I shook my head, half-laughing at the absurdity of it. There was more to the story than I knew. “What did Zola mean when he said that West is like Saint?”

Clove shrugged. “You know what it means.”

“If I knew, I wouldn’t be asking.”

“He’s got a lot of demons, Fay.”

“We all do.” I gave him a knowing look.

“I guess that’s true enough.”

I crossed my arms, ignoring the way the silk threatened to pull open at the seams. I was so tired of secrets. So tired of lies. “I’m here, Clove. For you and for Saint. You owe me a hell of a lot more than this.”
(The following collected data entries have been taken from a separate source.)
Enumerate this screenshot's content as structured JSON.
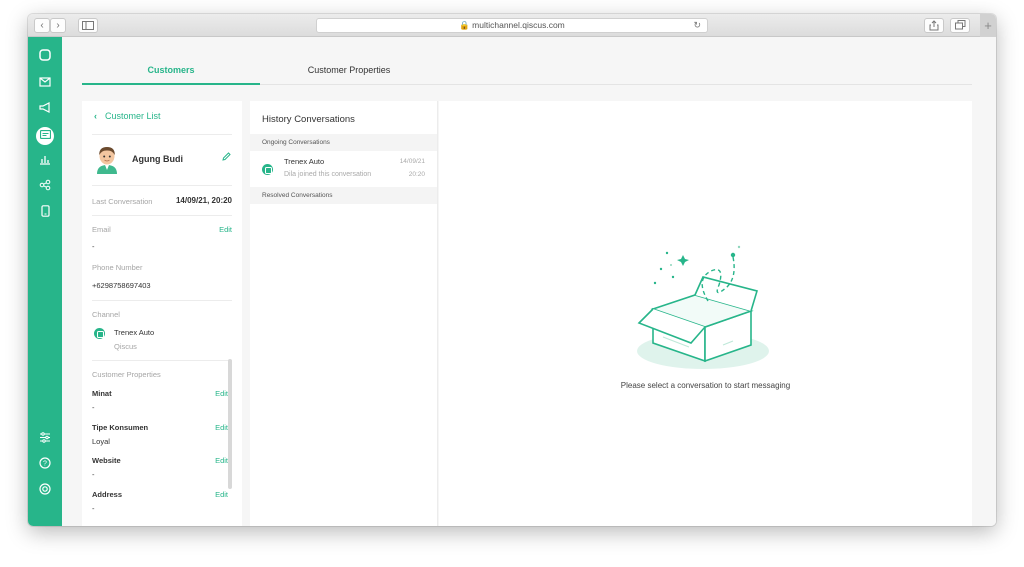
{
  "browser": {
    "url": "multichannel.qiscus.com",
    "lock_icon": "lock-icon",
    "back_icon": "chevron-left-icon",
    "forward_icon": "chevron-right-icon",
    "sidebar_icon": "sidebar-toggle-icon",
    "reload_icon": "reload-icon",
    "share_icon": "share-icon",
    "tabs_icon": "tabs-icon",
    "new_tab_icon": "plus-icon"
  },
  "sidebar": {
    "accent": "#27b58a",
    "icons": [
      "chat-icon",
      "mail-icon",
      "megaphone-icon",
      "customer-card-icon",
      "analytics-icon",
      "integration-icon",
      "mobile-icon",
      "settings-sliders-icon",
      "help-icon",
      "profile-icon"
    ]
  },
  "tabs": [
    {
      "label": "Customers",
      "active": true
    },
    {
      "label": "Customer Properties",
      "active": false
    }
  ],
  "customer": {
    "back_label": "Customer List",
    "name": "Agung Budi",
    "last_conversation_label": "Last Conversation",
    "last_conversation_value": "14/09/21, 20:20",
    "email_label": "Email",
    "email_edit": "Edit",
    "email_value": "-",
    "phone_label": "Phone Number",
    "phone_value": "+6298758697403",
    "channel_label": "Channel",
    "channel_name": "Trenex Auto",
    "channel_source": "Qiscus",
    "properties_label": "Customer Properties",
    "properties": [
      {
        "name": "Minat",
        "value": "-",
        "edit": "Edit"
      },
      {
        "name": "Tipe Konsumen",
        "value": "Loyal",
        "edit": "Edit"
      },
      {
        "name": "Website",
        "value": "-",
        "edit": "Edit"
      },
      {
        "name": "Address",
        "value": "-",
        "edit": "Edit"
      }
    ]
  },
  "history": {
    "title": "History Conversations",
    "ongoing_label": "Ongoing Conversations",
    "resolved_label": "Resolved Conversations",
    "conversations": [
      {
        "name": "Trenex Auto",
        "message": "Dila joined this conversation",
        "date": "14/09/21",
        "time": "20:20"
      }
    ]
  },
  "empty_state": {
    "message": "Please select a conversation to start messaging",
    "illustration": "open-box-illustration"
  }
}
His eyes narrowed. “Owe you?”

I lifted both eyebrows, looking down my nose at him. “Saint’s not the only one who left me on that beach.”

His jaw ticked. “Fay, I’m—”

“I don’t want an apology. I want the truth.”

His eyes dropped for a moment to West’s ring hanging around my neck. “I was wondering if the two of you were…” He didn’t finish, hesitating before he went on. “West does what Saint needs done. Whatever it is. And it’s usually pretty dirty work.”

“Like Sowan?” I asked in a low voice.

He nodded. “Like Sowan. He’s been Saint’s guy for a long time.”

“That’s why Saint let him have the Marigold,” I mumbled. He’d earned it.

Clove leaned forward to set his elbows onto his knees. “He’s dangerous, Fay,” he said more gently. “You need to be careful with that one.”

I told myself it wasn’t anything I didn’t already know. The Marigold was a shadow ship, and that came with shadow work. But I had a feeling that even the crew didn’t know about everything West did for my father.

The night West told me he loved me, he’d also told me about Sowan. About a merchant whose operation he’d sunk on Saint’s request. What he hadn’t said was that it was one of many similar stories or that my father’s deeds were the heaviest of the burdens he carried.

Don’t lie to me and I won’t lie to you. Ever.

The only promise we’d made to each other West had already broken.